My father just couldn’t believe it. He pleaded, he cajoled, he screamed, he got my mother to talk to me.

Nothing worked.

Finally he said “Son, don’t listen to what I have to say. Talk to any of my friends who you feel will give you good balanced advice. Tell them what you feel about this difference of Rs. 50 and then ask what you should do. What do you say?”

Hmmmmm, I thought to myself, this is fair enough. I started wondering which of my father’s friends I should approach. I made a short list. Mr. Naidu over at ITC Limited; Mr. Mudaliar at ICI; and Mr. Nagarajan at Brooke Bond. These were the doyens of industry back in those days.

Brooke Bond was geographically the closest so I decided to start from there.

I had met Mr. Nagarajan several times socially and had been very impressed with the way he spoke and handled himself. To me, he was the ideal marketing person. I looked forward to meeting him.

He had a huge office and, I remember, a huge desk. He didn’t appear to be very busy that day and gave me a patient hearing. I told him my view of things and my logic in not accepting a lower start at Chloride. He listened silently without interrupting me even once.

When I had finished he picked up his telephone and asked his secretary if his car was downstairs. She told him that it was. “Ask the driver to come in front of the office entrance and wait” he told her.

He looked at me and told me “Prakash, I hope for your sake that that job offer is still open. Take my car right now and go to Chloride. And tell them that you will join them immediately”. He said it so forcefully that I just nodded dumbly.

I went down to the lobby.
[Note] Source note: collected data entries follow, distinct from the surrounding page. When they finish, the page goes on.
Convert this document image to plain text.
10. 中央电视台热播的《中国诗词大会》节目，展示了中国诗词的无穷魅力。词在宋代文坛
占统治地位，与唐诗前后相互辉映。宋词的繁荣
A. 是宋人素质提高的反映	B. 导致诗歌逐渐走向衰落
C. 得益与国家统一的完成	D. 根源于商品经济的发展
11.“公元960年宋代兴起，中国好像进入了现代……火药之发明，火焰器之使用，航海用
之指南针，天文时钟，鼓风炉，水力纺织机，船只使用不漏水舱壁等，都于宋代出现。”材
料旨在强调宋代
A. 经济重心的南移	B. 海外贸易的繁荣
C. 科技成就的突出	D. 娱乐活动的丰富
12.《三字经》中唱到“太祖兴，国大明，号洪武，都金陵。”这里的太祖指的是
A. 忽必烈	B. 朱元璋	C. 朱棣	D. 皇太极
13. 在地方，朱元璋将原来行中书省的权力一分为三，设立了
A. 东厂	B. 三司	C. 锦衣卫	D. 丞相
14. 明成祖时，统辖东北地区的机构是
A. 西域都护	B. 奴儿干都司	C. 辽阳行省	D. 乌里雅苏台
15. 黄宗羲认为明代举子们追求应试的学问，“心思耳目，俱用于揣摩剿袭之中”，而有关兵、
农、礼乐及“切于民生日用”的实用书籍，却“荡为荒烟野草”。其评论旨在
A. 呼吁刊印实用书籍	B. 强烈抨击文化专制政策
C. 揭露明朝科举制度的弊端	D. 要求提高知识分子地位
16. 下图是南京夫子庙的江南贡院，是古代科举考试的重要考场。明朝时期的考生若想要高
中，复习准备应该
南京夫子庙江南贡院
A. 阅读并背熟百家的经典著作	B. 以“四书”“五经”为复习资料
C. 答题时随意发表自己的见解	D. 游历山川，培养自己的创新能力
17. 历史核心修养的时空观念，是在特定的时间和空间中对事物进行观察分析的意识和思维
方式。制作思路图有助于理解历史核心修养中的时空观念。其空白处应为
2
His car was waiting for me. It took me to the Chloride office.

I wearily climbed the stairs of Exide House. I felt foolish.
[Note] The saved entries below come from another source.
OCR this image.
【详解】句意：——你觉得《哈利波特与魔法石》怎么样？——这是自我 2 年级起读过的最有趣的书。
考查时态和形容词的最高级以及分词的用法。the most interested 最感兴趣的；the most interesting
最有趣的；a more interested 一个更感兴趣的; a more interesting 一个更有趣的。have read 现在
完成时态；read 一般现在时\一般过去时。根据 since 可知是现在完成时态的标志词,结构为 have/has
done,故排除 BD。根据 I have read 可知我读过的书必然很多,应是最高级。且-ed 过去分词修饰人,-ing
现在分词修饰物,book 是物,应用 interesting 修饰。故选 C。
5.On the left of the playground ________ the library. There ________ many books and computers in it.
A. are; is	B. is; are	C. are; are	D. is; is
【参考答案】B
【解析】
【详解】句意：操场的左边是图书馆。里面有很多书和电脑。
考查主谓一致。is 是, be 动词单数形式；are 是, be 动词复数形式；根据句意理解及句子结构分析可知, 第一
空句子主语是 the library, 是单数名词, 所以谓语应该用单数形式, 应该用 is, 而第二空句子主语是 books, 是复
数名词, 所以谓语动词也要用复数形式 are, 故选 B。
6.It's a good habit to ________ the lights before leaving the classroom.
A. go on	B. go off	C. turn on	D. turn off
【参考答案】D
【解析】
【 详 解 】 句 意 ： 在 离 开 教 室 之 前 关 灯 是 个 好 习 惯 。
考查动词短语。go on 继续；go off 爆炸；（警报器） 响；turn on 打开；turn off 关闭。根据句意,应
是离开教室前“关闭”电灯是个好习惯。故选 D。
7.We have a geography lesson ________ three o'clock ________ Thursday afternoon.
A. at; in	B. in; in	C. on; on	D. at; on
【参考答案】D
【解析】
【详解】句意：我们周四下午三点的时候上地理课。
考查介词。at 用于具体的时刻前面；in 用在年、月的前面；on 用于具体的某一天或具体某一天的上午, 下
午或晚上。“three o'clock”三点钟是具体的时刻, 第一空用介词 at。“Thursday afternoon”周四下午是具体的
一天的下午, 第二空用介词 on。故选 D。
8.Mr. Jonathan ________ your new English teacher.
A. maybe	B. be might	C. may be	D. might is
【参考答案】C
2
Zona Bout, the GMs secretary, looked at me in surprise as I walked into her office. She didn’t say a word; she just raised her eyebrows questioningly. “Is that job offer still open?” I asked her. She nodded. “I accept” I told her meekly.

She picked up the phone and told the GM that I was in her office and that I had accepted the offer. “Send the rascal in” he told her jovially and a few seconds later I walked into his office.

As I walked into his room, my marketing journey began. That was nearly 30 years go but my journey has still not come to an end.

I joined at Rs. 700 a month, a full Rs. 50 less than what I was currently earning.

A few months after I had joined, I got a memo from the GM. Your lunch allowance has been increased by Rs. 50 a month, it informed me. A few months later all of us management trainees at Chloride got an ad hoc increment of Rs. 100. A year later, I was earning over Rs. 1000 a month.

Peace reigned at home. I was (finally) enjoying my new career in marketing.

1 Comments:

  • Dude,

    U hav a knack with the pen. Dont stop blogging and consider writing a novel.